KEY TAKEAWAYS
- Switzerland on Thursday became the first major economy to cut interest rates, after the Swiss National Bank lowered its main policy rate by 25 basis points to 1.5%.
- The Swiss central bank said that it was cutting the interest rate because inflation was retreating.
- The easing by Switzerland, its first in nine years, comes as the Bank of England kept interest rates steady and a day after Federal Reserve officials also kept rates unchanged.
Switzerland on Thursday became the first major economy to cut interest rates, after the Swiss National Bank lowered its main policy rate by 25 basis points to 1.5%.
The surprise easing by Switzerland comes a day after the Federal Reserve held rates steady and maintained its previous projection of three interest-rate cuts this year. Fed officials have said they won’t cut the Fed funds rate until they are confident enough that inflation is solidly on its way down to 2% annually.

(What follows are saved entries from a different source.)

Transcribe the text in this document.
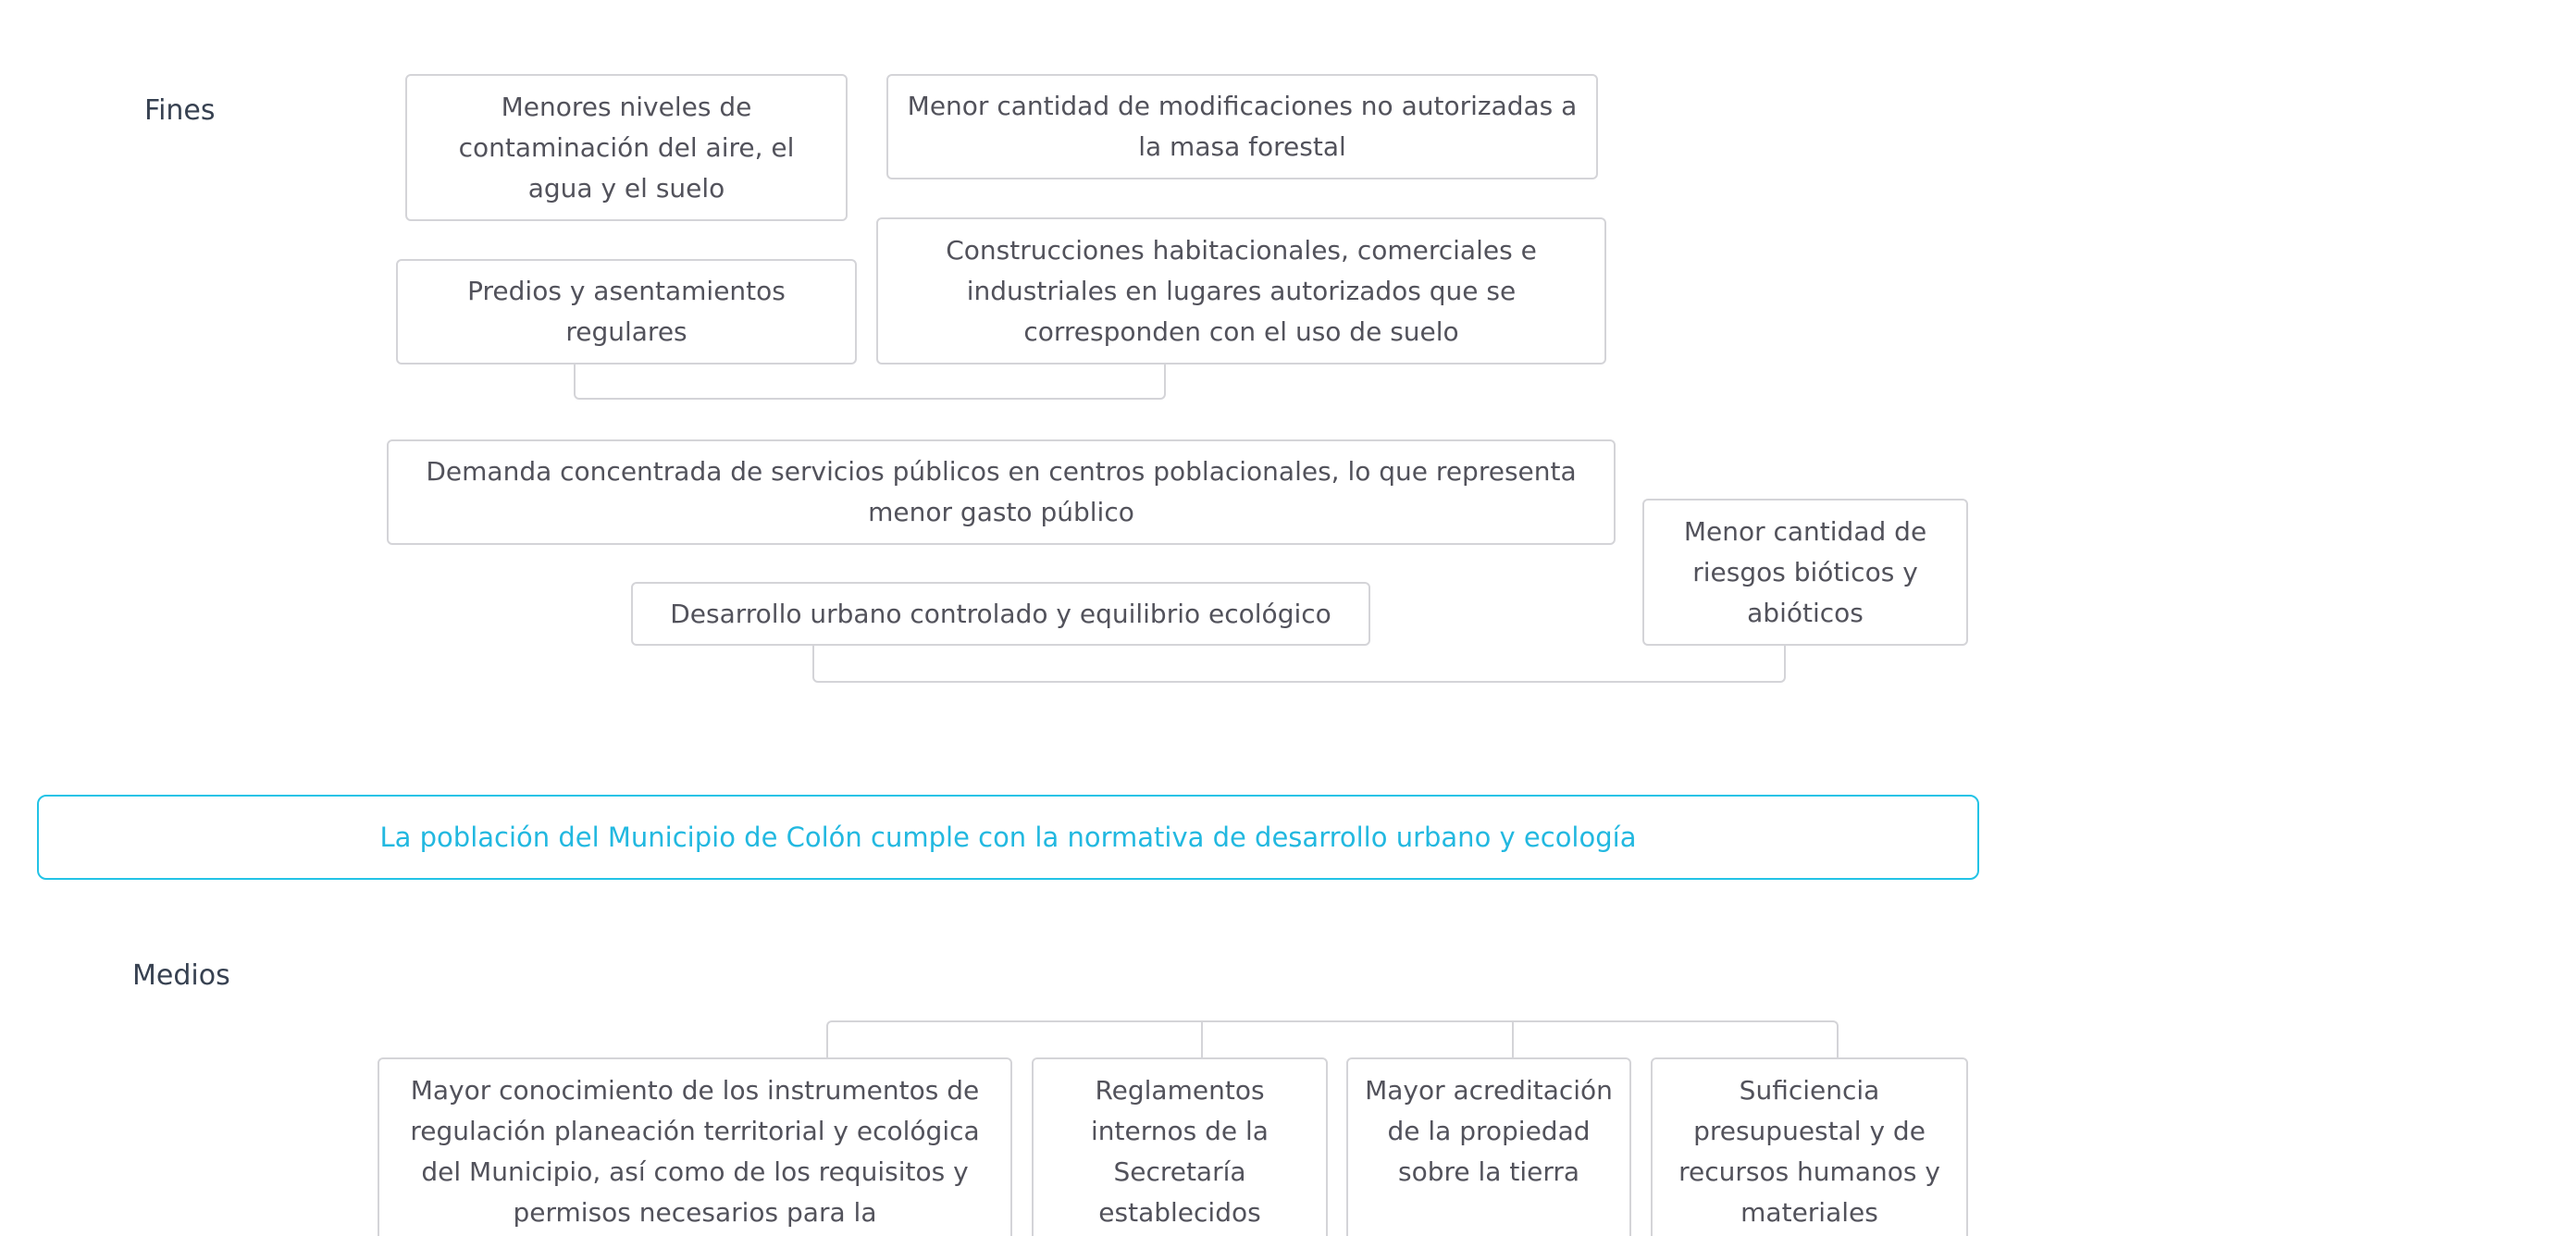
Fines
Medios
Menores niveles de contaminación del aire, el agua y el suelo
Menor cantidad de modificaciones no autorizadas a la masa forestal
Predios y asentamientos regulares
Construcciones habitacionales, comerciales e industriales en lugares autorizados que se corresponden con el uso de suelo
Demanda concentrada de servicios públicos en centros poblacionales, lo que representa menor gasto público
Menor cantidad de riesgos bióticos y abióticos
Desarrollo urbano controlado y equilibrio ecológico
La población del Municipio de Colón cumple con la normativa de desarrollo urbano y ecología
Mayor conocimiento de los instrumentos de regulación planeación territorial y ecológica del Municipio, así como de los requisitos y permisos necesarios para la
Reglamentos internos de la Secretaría establecidos
Mayor acreditación de la propiedad sobre la tierra
Suficiencia presupuestal y de recursos humanos y materiales
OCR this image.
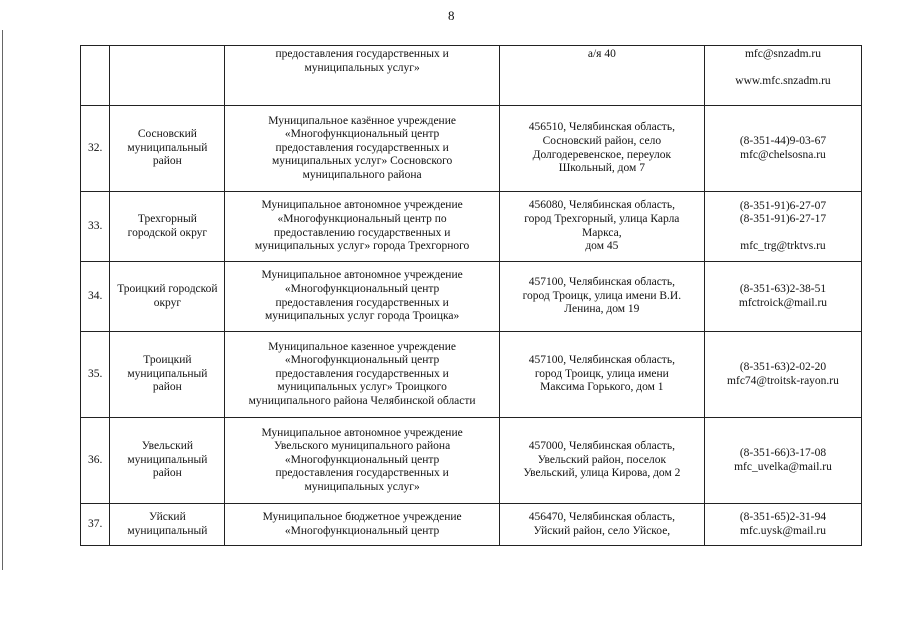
8
		предоставления государственных и
муниципальных услуг»	а/я 40	mfc@snzadm.ru
www.mfc.snzadm.ru

32.	Сосновский
муниципальный
район	Муниципальное казённое учреждение
«Многофункциональный центр
предоставления государственных и
муниципальных услуг» Сосновского
муниципального района	456510, Челябинская область,
Сосновский район, село
Долгодеревенское, переулок
Школьный, дом 7	(8-351-44)9-03-67
mfc@chelsosna.ru

33.	Трехгорный
городской округ	Муниципальное автономное учреждение
«Многофункциональный центр по
предоставлению государственных и
муниципальных услуг» города Трехгорного	456080, Челябинская область,
город Трехгорный, улица Карла
Маркса,
дом 45	(8-351-91)6-27-07
(8-351-91)6-27-17
mfc_trg@trktvs.ru

34.	Троицкий городской
округ	Муниципальное автономное учреждение
«Многофункциональный центр
предоставления государственных и
муниципальных услуг города Троицка»	457100, Челябинская область,
город Троицк, улица имени В.И.
Ленина, дом 19	(8-351-63)2-38-51
mfctroick@mail.ru

35.	Троицкий
муниципальный
район	Муниципальное казенное учреждение
«Многофункциональный центр
предоставления государственных и
муниципальных услуг» Троицкого
муниципального района Челябинской области	457100, Челябинская область,
город Троицк, улица имени
Максима Горького, дом 1	(8-351-63)2-02-20
mfc74@troitsk-rayon.ru

36.	Увельский
муниципальный
район	Муниципальное автономное учреждение
Увельского муниципального района
«Многофункциональный центр
предоставления государственных и
муниципальных услуг»	457000, Челябинская область,
Увельский район, поселок
Увельский, улица Кирова, дом 2	(8-351-66)3-17-08
mfc_uvelka@mail.ru

37.	Уйский
муниципальный	Муниципальное бюджетное учреждение
«Многофункциональный центр	456470, Челябинская область,
Уйский район, село Уйское,	(8-351-65)2-31-94
mfc.uysk@mail.ru
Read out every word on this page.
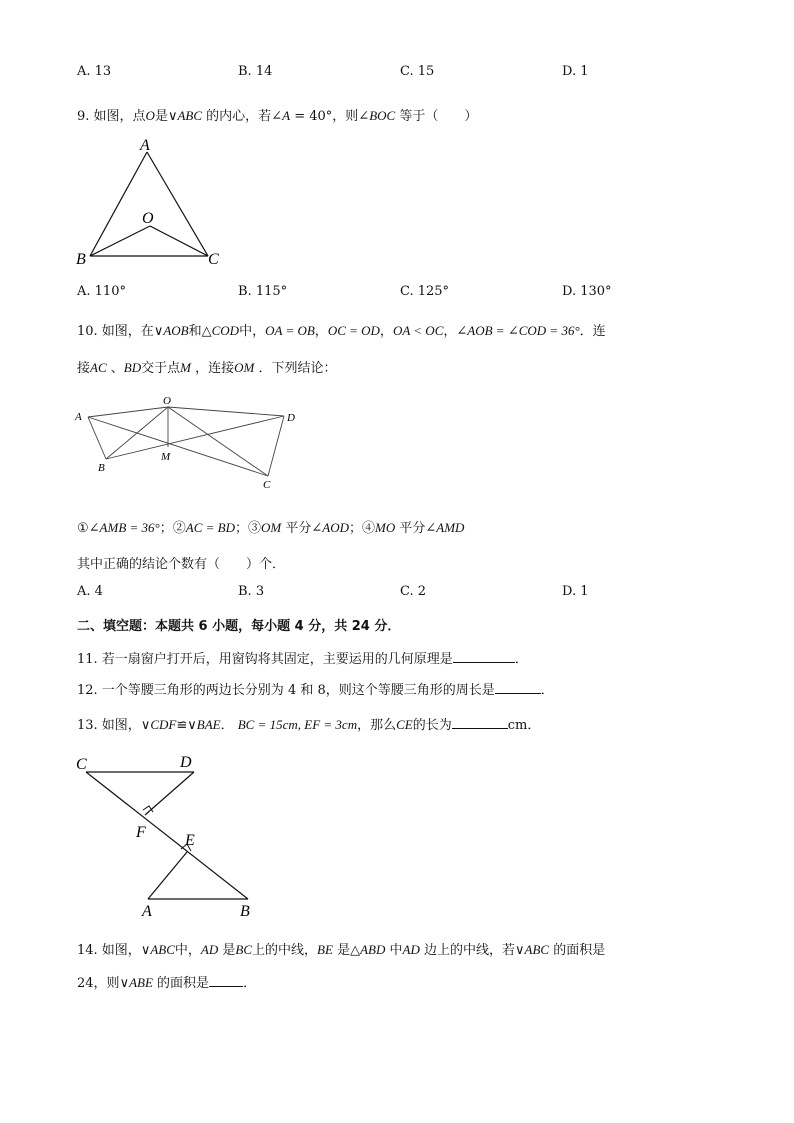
A. 13	B. 14	C. 15	D. 1
9. 如图，点O是∨ABC 的内心，若∠A = 40°，则∠BOC 等于（　　）
A
O
B	C
A. 110°	B. 115°	C. 125°	D. 130°
10. 如图，在∨AOB和△COD中，OA = OB，OC = OD，OA < OC，∠AOB = ∠COD = 36°．连
接AC 、BD交于点M ，连接OM ．下列结论：
A
O
D
B
M
C
①∠AMB = 36°；②AC = BD；③OM 平分∠AOD；④MO 平分∠AMD
其中正确的结论个数有（　　）个．
A. 4	B. 3	C. 2	D. 1
二、填空题：本题共 6 小题，每小题 4 分，共 24 分．
11. 若一扇窗户打开后，用窗钩将其固定，主要运用的几何原理是	．
12. 一个等腰三角形的两边长分别为 4 和 8，则这个等腰三角形的周长是	．
13. 如图，∨CDF≌∨BAE． BC = 15cm, EF = 3cm，那么CE的长为	cm．
C	D
F E
A	B
14. 如图，∨ABC中，AD 是BC上的中线，BE 是△ABD 中AD 边上的中线，若∨ABC 的面积是
24，则∨ABE 的面积是	．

Meanwhile, the Bank of England also kept its interest rate unchanged Thursday.
The Swiss central bank said Thursday that it was cutting its policy rate because inflation was retreating and was 1.2% in February. It is the central bank's first reduction in nine years.
"The easing of monetary policy has been made possible because the fight against inflation over the past two and a half years has been effective," the Swiss National Bank said in a statement. "For some months now, inflation has been back below 2% and thus in the range the SNB equates with price stability."
The central bank said it anticipates average inflation to be 1.4% this year and expects global economic growth to "remain moderate" in the coming quarters, with inflation falling, in part because of restrictive monetary policies by many countries.
European Central Bank President Christine Lagarde said Wednesday that the bank may be able to lower its key interest rate in June if forthcoming data on inflation and wages comes in line with its projections.